Grasser-Prozess - Bedenklicher Schwund an Schöffen seit Prozessstart
Ginge es beim Laienrichterschwund im bisherigen Tempo weiter,
wäre das Verfahren Ende Februar geplatzt
Und da waren es nur noch sieben. Seit dem Beginn des
Korruptionsprozesses gegen Ex-Finanzminister Karl-Heinz Grasser
(FPÖ/ÖVP) am 12. Dezember des Vorjahres und nur neun
Verhandlungstage später wurden bereits fünf der ursprünglich zwölf
Schöffen wegen Krankheit, bzw. einer wegen einer Verspätung von
einer dreiviertel Stunde, von Richterin Marion Hohenecker aus der
Hauptverhandlung ausgeschlossen.
Sinkt die Zahl der Schöffen - und Ersatzschöffen - unter zwei,
dann platzt der Prozess, da die zwei Schöffen, die dann gemeinsam
mit den beiden Berufsrichtern das Urteil fällen, jede einzelne
Minute des Verfahrens über die ganze Dauer anwesend sein müssen.
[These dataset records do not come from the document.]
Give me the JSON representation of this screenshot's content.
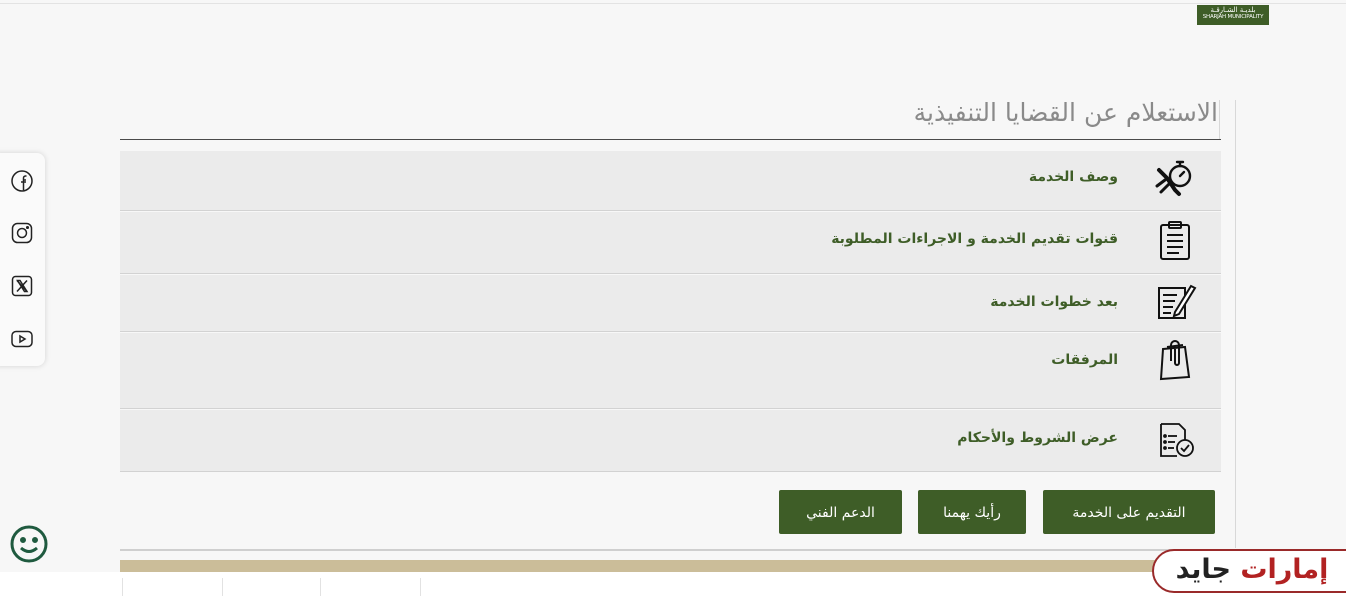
{
  "header": {
    "logo_ar": "بلديـة الشـارقـة",
    "logo_en": "SHARJAH MUNICIPALITY"
  },
  "page": {
    "title": "الاستعلام عن القضايا التنفيذية"
  },
  "accordion": {
    "items": [
      {
        "label": "وصف الخدمة",
        "icon": "tools-stopwatch-icon"
      },
      {
        "label": "قنوات تقديم الخدمة و الاجراءات المطلوبة",
        "icon": "clipboard-icon"
      },
      {
        "label": "بعد خطوات الخدمة",
        "icon": "document-edit-icon"
      },
      {
        "label": "المرفقات",
        "icon": "paperclip-documents-icon"
      },
      {
        "label": "عرض الشروط والأحكام",
        "icon": "checklist-icon"
      }
    ]
  },
  "actions": {
    "apply_label": "التقديم على الخدمة",
    "feedback_label": "رأيك يهمنا",
    "support_label": "الدعم الفني"
  },
  "social": {
    "icons": [
      "facebook-icon",
      "instagram-icon",
      "x-icon",
      "youtube-icon"
    ]
  },
  "watermark": {
    "part1": "إمارات",
    "part2": "جايد"
  },
  "colors": {
    "brand_green": "#3e5d27",
    "tan": "#cbbd99",
    "watermark_red": "#b22222"
  }
}
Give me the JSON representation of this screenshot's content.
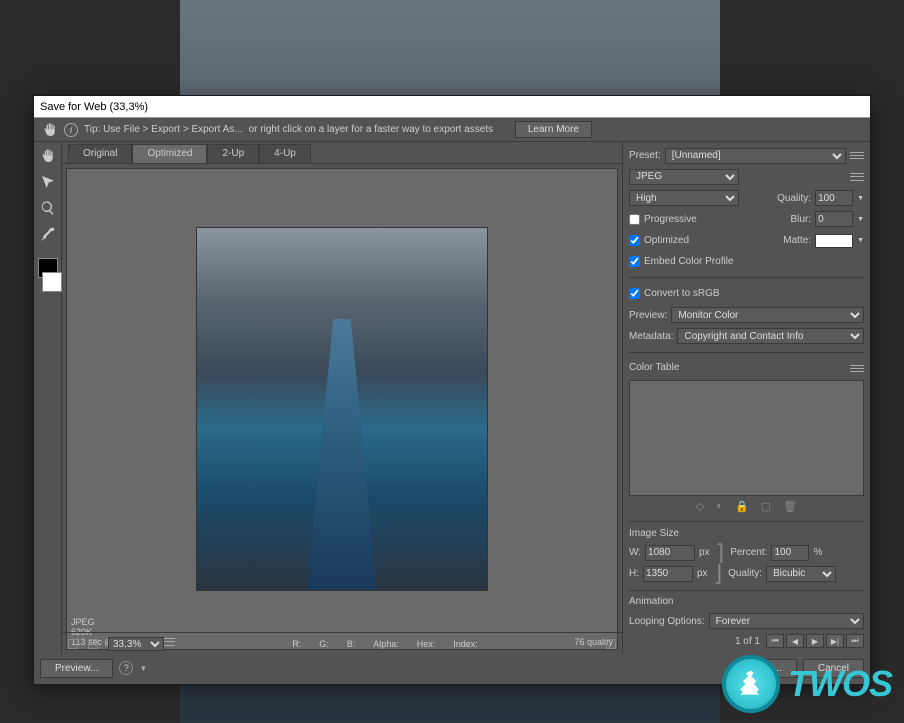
{
  "window": {
    "title": "Save for Web (33,3%)"
  },
  "tip": {
    "prefix": "Tip: Use File > Export > Export As...",
    "suffix": "or right click on a layer for a faster way to export assets",
    "learn_more": "Learn More"
  },
  "tabs": {
    "original": "Original",
    "optimized": "Optimized",
    "two_up": "2-Up",
    "four_up": "4-Up"
  },
  "preview_info": {
    "format": "JPEG",
    "size": "620K",
    "time": "113 sec @ 56.6 Kbps",
    "quality_badge": "76 quality"
  },
  "preset": {
    "label": "Preset:",
    "value": "[Unnamed]"
  },
  "format": {
    "value": "JPEG"
  },
  "quality_level": {
    "value": "High"
  },
  "quality": {
    "label": "Quality:",
    "value": "100"
  },
  "progressive": {
    "label": "Progressive"
  },
  "blur": {
    "label": "Blur:",
    "value": "0"
  },
  "optimized": {
    "label": "Optimized"
  },
  "matte": {
    "label": "Matte:"
  },
  "embed_profile": {
    "label": "Embed Color Profile"
  },
  "convert_srgb": {
    "label": "Convert to sRGB"
  },
  "preview_mode": {
    "label": "Preview:",
    "value": "Monitor Color"
  },
  "metadata": {
    "label": "Metadata:",
    "value": "Copyright and Contact Info"
  },
  "color_table": {
    "label": "Color Table"
  },
  "image_size": {
    "label": "Image Size",
    "w_label": "W:",
    "w_value": "1080",
    "w_unit": "px",
    "h_label": "H:",
    "h_value": "1350",
    "h_unit": "px",
    "percent_label": "Percent:",
    "percent_value": "100",
    "percent_unit": "%",
    "quality_label": "Quality:",
    "quality_value": "Bicubic"
  },
  "animation": {
    "label": "Animation",
    "looping_label": "Looping Options:",
    "looping_value": "Forever",
    "frame_info": "1 of 1"
  },
  "bottombar": {
    "zoom": "33,3%",
    "r": "R:",
    "g": "G:",
    "b": "B:",
    "alpha": "Alpha:",
    "hex": "Hex:",
    "index": "Index:"
  },
  "buttons": {
    "preview": "Preview...",
    "save": "Save...",
    "cancel": "Cancel"
  },
  "brand": {
    "text": "TWOS"
  }
}
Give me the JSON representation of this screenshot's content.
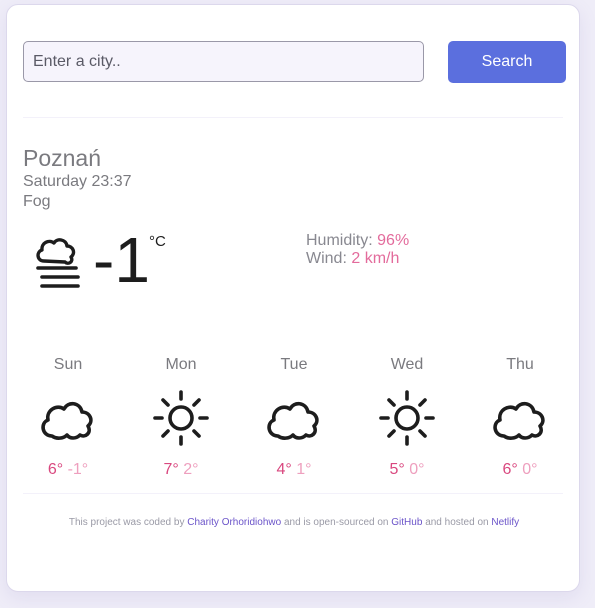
{
  "search": {
    "placeholder": "Enter a city..",
    "value": "",
    "button_label": "Search"
  },
  "current": {
    "city": "Poznań",
    "datetime": "Saturday 23:37",
    "description": "Fog",
    "icon": "fog-icon",
    "temperature": "-1",
    "unit": "°C",
    "humidity_label": "Humidity:",
    "humidity_value": "96%",
    "wind_label": "Wind:",
    "wind_value": "2 km/h"
  },
  "forecast": [
    {
      "day": "Sun",
      "icon": "cloud-icon",
      "max": "6°",
      "min": "-1°"
    },
    {
      "day": "Mon",
      "icon": "sun-icon",
      "max": "7°",
      "min": "2°"
    },
    {
      "day": "Tue",
      "icon": "cloud-icon",
      "max": "4°",
      "min": "1°"
    },
    {
      "day": "Wed",
      "icon": "sun-icon",
      "max": "5°",
      "min": "0°"
    },
    {
      "day": "Thu",
      "icon": "cloud-icon",
      "max": "6°",
      "min": "0°"
    }
  ],
  "footer": {
    "text_1": "This project was coded by",
    "author_link": "Charity Orhoridiohwo",
    "text_2": "and is open-sourced on",
    "github_link": "GitHub",
    "text_3": "and hosted on",
    "netlify_link": "Netlify"
  },
  "colors": {
    "accent": "#5b6fde",
    "max_temp": "#d9487f",
    "min_temp": "#ee9fbe",
    "link": "#6b54c9"
  }
}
Selbst wenn einer der Schöffen nur kurz vor die Tür muss, wird die
Hauptverhandlung für diese Zeit unterbrochen.
Ginge es beim Laienrichterschwund im bisherigen Tempo weiter,
dann wäre das Verfahren bereits Ende Februar - ohne Urteil -
gescheitert. Prozessbeobachter gehen von einer Verfahrensdauer bis
zu einem Richterspruch von einem Jahr aus.
Ein Blick in die Statistik offenbart dazu folgendes: Pro Jahr
gehen rund 60 Prozent der Arbeitnehmer in den Krankenstand -
allerdings umfasst dies nur die Krankmeldungen. Ist jemand nur ein
bis zwei Tage im Krankenstand und wird vom Arbeitgeber für einen
derart kurzen Zeitraum keine Krankenbestätigung eingefordert, fällt
er aus der Fehlzeitenstatistik des WIFO heraus.
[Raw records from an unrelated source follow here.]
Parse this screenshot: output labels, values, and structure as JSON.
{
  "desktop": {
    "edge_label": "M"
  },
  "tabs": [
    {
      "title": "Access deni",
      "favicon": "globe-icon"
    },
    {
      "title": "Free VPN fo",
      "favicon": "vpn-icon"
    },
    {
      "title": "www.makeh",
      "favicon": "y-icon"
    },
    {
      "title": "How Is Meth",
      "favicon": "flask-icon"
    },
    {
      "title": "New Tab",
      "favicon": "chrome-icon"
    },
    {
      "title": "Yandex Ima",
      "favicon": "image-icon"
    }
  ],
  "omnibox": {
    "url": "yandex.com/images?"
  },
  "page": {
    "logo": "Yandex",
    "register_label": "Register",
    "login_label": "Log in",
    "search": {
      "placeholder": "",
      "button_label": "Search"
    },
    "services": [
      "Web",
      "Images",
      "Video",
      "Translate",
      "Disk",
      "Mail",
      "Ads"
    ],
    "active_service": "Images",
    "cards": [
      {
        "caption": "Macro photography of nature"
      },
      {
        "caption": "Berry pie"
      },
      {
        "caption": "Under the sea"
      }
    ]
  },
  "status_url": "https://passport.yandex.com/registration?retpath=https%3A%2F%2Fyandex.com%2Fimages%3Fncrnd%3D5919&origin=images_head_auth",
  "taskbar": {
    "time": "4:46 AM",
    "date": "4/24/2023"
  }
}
Eng werden könnte es nicht nur durch Krankheit, Stau oder
schlichtes Verschlafen, sondern auch durch die Nachforschungen der
Anwälte der insgesamt 14 Angeklagten. Grasser-Verteidiger Manfred
Ainedter musste vergangene Woche zugeben, dass er das Privatleben
der Schöffen "gegoogelt" hat. Sollten sich diese in der
Vergangenheit im Internet negativ zu Grasser und/oder anderen
Angeklagten geäußert haben, könnte die Verteidigung darin eine
Befangenheit orten - und darauf drängen, dass der betroffene Schöffe
aus dem Verfahren ausgeschieden wird.